Copyright (c) The New York Times Company [July 8, 2018]
Review by Booklist Review

Journalist Smith, a contributor to Esquire and Tucson Weekly, expounds on the sneaker as a cultural, economic, and political symbol in modern history. Tracing the journey and evolution of the sneaker with a multidisciplinary approach that encompasses sports, business, and fashion, Smith illustrates how the sneaker rose to its sensational commodity status today. He covers familiar brands and stars Nike, Adidas, Michael Jordan and writes in detail about the business practices and subcultures that revolve around the product. No background (or interest, even) in footwear is required to enjoy this entertaining read. Smith's extensive and eclectic research calls on podcasts, Sports Illustrated archives, and interviews with key players. Readers of sports history, popular culture, and business will be fascinated by Smith's exciting, informative, and multifaceted narrative of the major roles the sneaker has played in U.S. branding, perceptions, and culture.--Pun, Raymond Copyright 2018 Booklist

From Booklist, Copyright (c) American Library Association. Used with permission.
Review by Library Journal Review

Journalist Smith examines the history of sneakers in the United States, from the invention of vulcanized rubber by Charles Goodyear to modern-day designer models. As organized sports and leisure activities gained in popularity in the early 20th -century, sneakers became the shoes of choice for athletes. Smith recounts the origins of several shoe companies, including how the acrimonious split of the Dassler family business led to the formation of Adidas and Puma. Nike arose from coach Bill Bowerman's continuous redesign of shoes for his University of Oregon track team. Vans focused on the then-niche skateboarding market, while Reebok designed shoes for women during the 1980s aerobic fitness movement. Smith illustrates how athletes, such as Chuck Taylor and Michael Jordan, have been a driving force in marketing and best sellers. Beyond sports, Smith notes how sneaker fashion has become embedded in American culture, specifically highlighting its role in hip-hop style. The conclusion briefly addresses problematic areas of the industry, including sweatshop labor. VERDICT An entertaining and casual read blending pop culture and sports, though the treatment of sweatshop conditions could have been more thorough.-Chris Wilkes, -Tazewell Cty. P.L., VA © Copyright 2018. Library Journals LLC, a wholly owned subsidiary of Media Source, Inc. No redistribution permitted.

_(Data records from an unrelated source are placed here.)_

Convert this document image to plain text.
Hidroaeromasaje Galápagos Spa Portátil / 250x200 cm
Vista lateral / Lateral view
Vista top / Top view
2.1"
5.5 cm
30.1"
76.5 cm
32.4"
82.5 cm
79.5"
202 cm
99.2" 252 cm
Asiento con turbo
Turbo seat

(c) Copyright Library Journals LLC, a wholly owned subsidiary of Media Source, Inc. No redistribution permitted.
Review by Kirkus Book Review

In his first book, journalist Smith follows his fascination, sprinting through the evolution of the planet's hippest, most popular footwear, a history that goes way beyond sports and into the streets of the youth culture.The tale begins with inventor Charles Goodyear, whose innovations and patents on rubber laid the basis for all things sneaker to come. Combine these innovations with a demand for sports footwear, and an industry was born. From the expansion of soccer and rugby, men's and women's tennis, the rebirth of the Olympic games, and the 1891 invention of basketball, the turn-of-the-20th-century sports explosion created an increasing proliferation of athletesalong with thousands of feet needing protection. As the author demonstrates, with the professionalization of sports through the coming decades and events like the 1960s creation of jogging as a pastime, the demand for sneakers continued to growand it hasn't lost any momentum in the new millennium. The demand for sneakers today often boils down to status ("some people will wait in line for days to get kicks no one else has") rather than utility, and Smith details how ingenious media campaigns such as Spike Lee's Mars Blackmon/Michael Jordan ads spawned an all-new fashion boom beginning in 1988, with Nike selling millions of pairs of Air Jordan sneakers for their creative efforts. Today, with sneakers dominating the streets on the feet of the youth, the author explains that this universal footwear has become the latest symbol of globalization. With that symbolism, new controversies abound. Aside from sneaker manufacturers still battling to overcome stigmas of sweatshop conditions and poverty wages, they walk a fine line in marketing their wares as the popularity of gangster fashion grows in the street culture.A cornucopia of factoids and fun asides bursting with a wealth of in-depth information on every aspect of sneakers, from their birth to their current and continuing explosive popularity. Copyright Kirkus Reviews, used with permission.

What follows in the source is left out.